Titina, la recensione del film animato su Umberto Nobile e Roald Amundsen

14 settembre 2023
3.5 di 5

Un elegante e commovente film di animazione norvegese racconta le due spedizioni via dirigibile al Polo Nord, con conseguente scontro di ego tra l'ingegnere Umberto Nobile e l'esploratore Roald Amundsen. Dal punto di vista di una cagnetta realmente esistita. La nostra recensione.

Titina, la recensione del film animato su Umberto Nobile e Roald Amundsen

Negli anni Venti, l'esploratore norvegese Roald Amundsen non ha ancora rinunciato a raggiungere il Polo Nord, così ha un'idea: chiedere all'ingegnere aereonautico italiano Umberto Nobile la realizzazione di un dirigibile adatto all'impresa, il Norge. Umberto abbraccia la sfida e vi si unisce, portando con sé la sua inseparabile cagnetta mascotte Titina, ma la paternità del successo tra Umberto e Roald è dibattuta. La seconda spedizione tutta voluta da Nobile per orgoglio, col dirigibile Italia, avrà un esito più drammatico.

"Più o meno basato su una storia vera", suggerisce una didascalia di questo Titina, un lungometraggio animato norvegese di sorprendente essenziale eleganza, firmato dalla regista di cortometraggi Kajsa Næss: potrebbe sorprendere, visto che un periodo storico molto preciso viene guardato dagli occhi di una cagnetta, ma ci sono rigore, rispetto e poco manicheismo nel mettere in scena quello che accadde all'epoca, con meno licenze poetiche di quanto si possa pensare. D'altronde, la stessa Titina era stata effettivamente una presenza iconica accanto a Umberto Nobile (1885-1978), con il suo socio e a un certo punto rivale Roald Amundsen (1872-1928) incarnazione di uno spirito di scoperta e di sfida, che non era stato ancora dissipato o incancrenito dalla Seconda Guerra Mondiale. Ma mancava poco.

Lo humor, gestito perfettamente anche nella sceneggiatura di Per Schreiner scritta in collaborazione con la regista, non cerca mai la gag grassa e facile, e non indietreggia mai di fronte a parentesi un po' nere, necessarie a rendere i due protagonisti non tanto fallaci, quanto umani. Amundsen pieno di sé, persino pronto a mangiare la stessa Titina in un momento di difficoltà, ma anche disposto all'estremo sacrificio in nome dei suoi valori.
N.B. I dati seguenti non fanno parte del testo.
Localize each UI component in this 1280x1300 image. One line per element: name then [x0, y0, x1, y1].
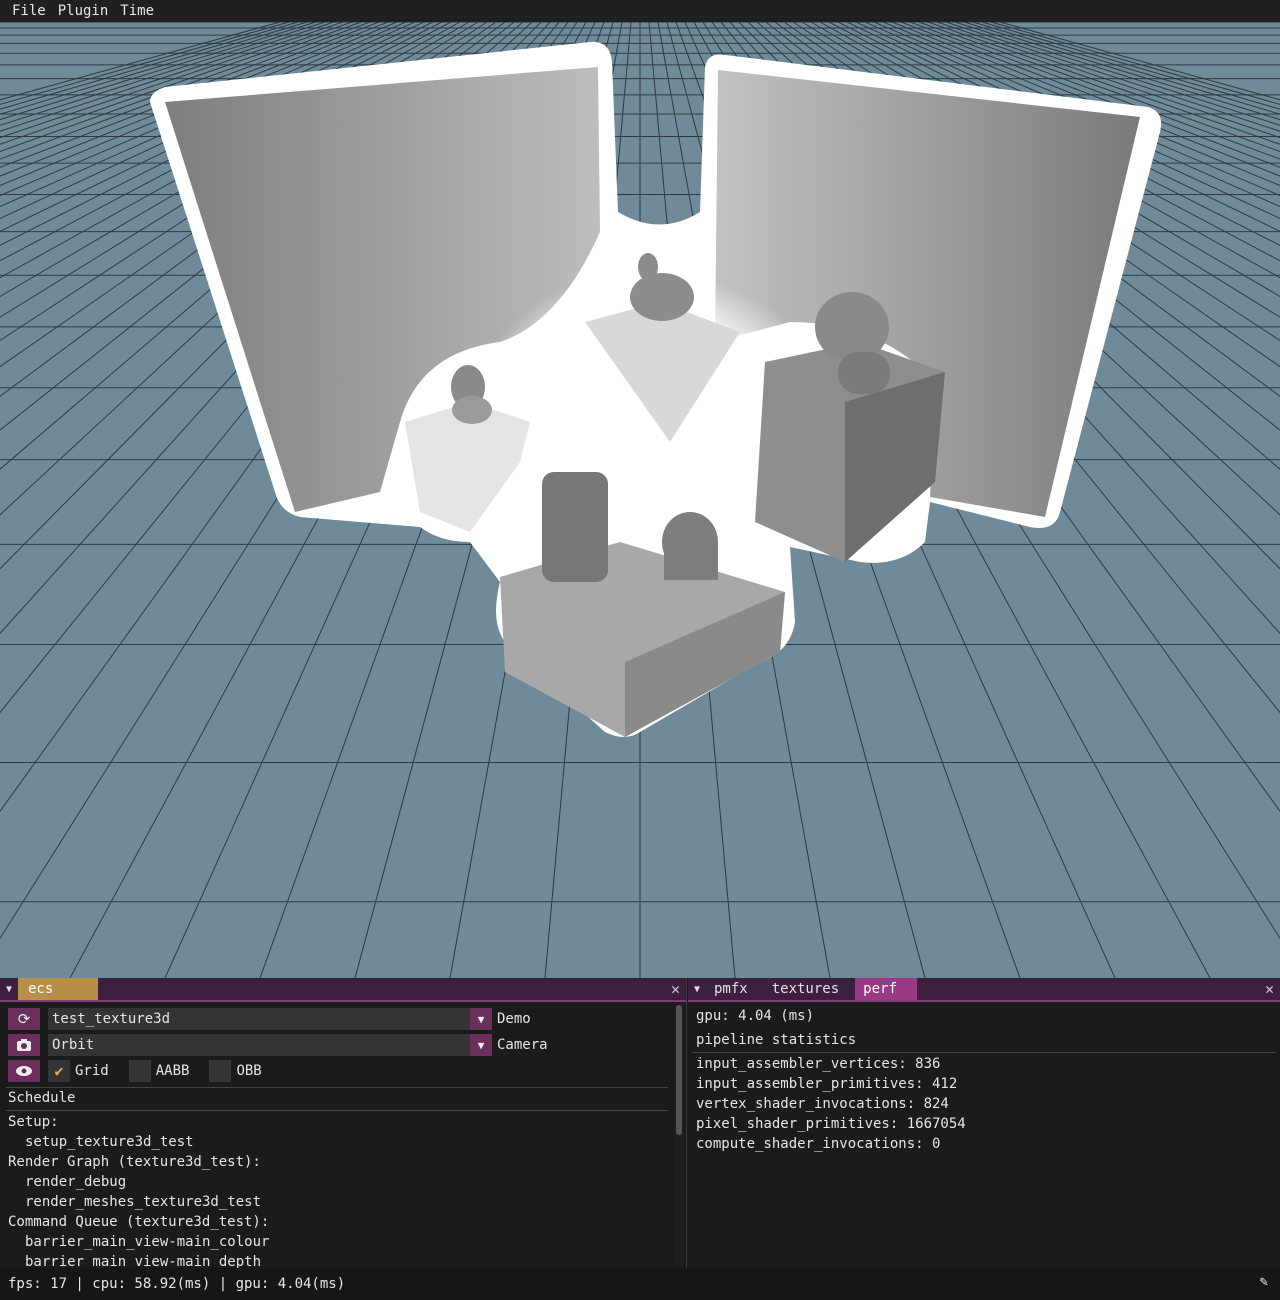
stat-line: compute_shader_invocations: 0 [696, 1136, 941, 1152]
menu-time[interactable]: Time [117, 0, 163, 22]
pen-icon[interactable]: ✎ [1260, 1274, 1268, 1290]
ecs-panel-header: ▼ ecs ✕ [0, 978, 686, 1002]
schedule-line: render_debug [25, 1174, 127, 1190]
perf-panel-header: ▼ pmfx textures perf ✕ [688, 978, 1280, 1002]
demo-combo[interactable]: test_texture3d ▼ [48, 1008, 492, 1030]
schedule-line: Setup: [8, 1114, 59, 1130]
3d-viewport[interactable] [0, 22, 1280, 978]
refresh-icon[interactable]: ⟳ [8, 1008, 40, 1030]
stat-line: input_assembler_vertices: 836 [696, 1056, 941, 1072]
camera-combo[interactable]: Orbit ▼ [48, 1034, 492, 1056]
camera-combo-value: Orbit [52, 1037, 95, 1053]
demo-row: ⟳ test_texture3d ▼ Demo [8, 1008, 531, 1030]
schedule-line: render_meshes_texture3d_test [25, 1194, 262, 1210]
menu-file[interactable]: File [0, 0, 55, 22]
chevron-down-icon[interactable]: ▼ [470, 1034, 492, 1056]
tab-textures[interactable]: textures [764, 978, 847, 1000]
tab-pmfx[interactable]: pmfx [706, 978, 756, 1000]
schedule-line: setup_texture3d_test [25, 1134, 194, 1150]
scrollbar-thumb[interactable] [676, 1005, 682, 1135]
grid-label: Grid [75, 1063, 109, 1079]
gpu-time: gpu: 4.04 (ms) [696, 1008, 815, 1024]
schedule-line: Command Queue (texture3d_test): [8, 1214, 270, 1230]
camera-icon[interactable] [8, 1034, 40, 1056]
stat-line: pixel_shader_primitives: 1667054 [696, 1116, 966, 1132]
grid-checkbox[interactable]: ✔ [48, 1060, 70, 1082]
aabb-checkbox[interactable] [128, 1060, 151, 1082]
demo-label: Demo [497, 1011, 531, 1027]
status-text: fps: 17 | cpu: 58.92(ms) | gpu: 4.04(ms) [8, 1276, 346, 1292]
pipeline-stats-header[interactable]: pipeline statistics [696, 1030, 856, 1050]
schedule-line: Render Graph (texture3d_test): [8, 1154, 261, 1170]
tab-perf[interactable]: perf [855, 978, 918, 1000]
divider [692, 1052, 1276, 1053]
obb-checkbox[interactable] [209, 1060, 232, 1082]
menu-plugin[interactable]: Plugin [55, 0, 118, 22]
close-icon[interactable]: ✕ [671, 978, 680, 1000]
collapse-arrow-icon[interactable]: ▼ [688, 978, 706, 1000]
divider [6, 1087, 668, 1088]
stat-line: input_assembler_primitives: 412 [696, 1076, 958, 1092]
stat-line: vertex_shader_invocations: 824 [696, 1096, 949, 1112]
ecs-scrollbar[interactable] [674, 1003, 684, 1265]
chevron-down-icon[interactable]: ▼ [470, 1008, 492, 1030]
divider [6, 1110, 668, 1111]
perf-panel: ▼ pmfx textures perf ✕ gpu: 4.04 (ms) pi… [688, 978, 1280, 1268]
schedule-line: barrier_main_view-main_colour [25, 1234, 270, 1250]
camera-label: Camera [497, 1037, 548, 1053]
collapse-arrow-icon[interactable]: ▼ [0, 978, 18, 1000]
demo-combo-value: test_texture3d [52, 1011, 171, 1027]
view-toggles-row: ✔ Grid AABB OBB [8, 1060, 262, 1082]
close-icon[interactable]: ✕ [1265, 978, 1274, 1000]
menubar: File Plugin Time [0, 0, 1280, 23]
scene-render [0, 22, 1280, 978]
statusbar: fps: 17 | cpu: 58.92(ms) | gpu: 4.04(ms)… [0, 1268, 1280, 1300]
obb-label: OBB [236, 1063, 262, 1079]
schedule-header[interactable]: Schedule [8, 1088, 75, 1108]
eye-icon[interactable] [8, 1060, 40, 1082]
aabb-label: AABB [155, 1063, 190, 1079]
tab-ecs[interactable]: ecs [18, 978, 98, 1000]
camera-row: Orbit ▼ Camera [8, 1034, 548, 1056]
schedule-line: barrier_main_view-main_depth [25, 1254, 262, 1268]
Nobile ingiustamente usato dalla megalomania dell'altro, ma anche aperto a chiedere la collaborazione di Mussolini, Balbo e del regime, quando il proprio ego ha necessità di finanziamenti ad hoc. Il dipanarsi della vicenda ci porta a comprendere entrambi, e senza tentazioni nazionaliste degli autori forse è proprio Nobile a uscirne meglio.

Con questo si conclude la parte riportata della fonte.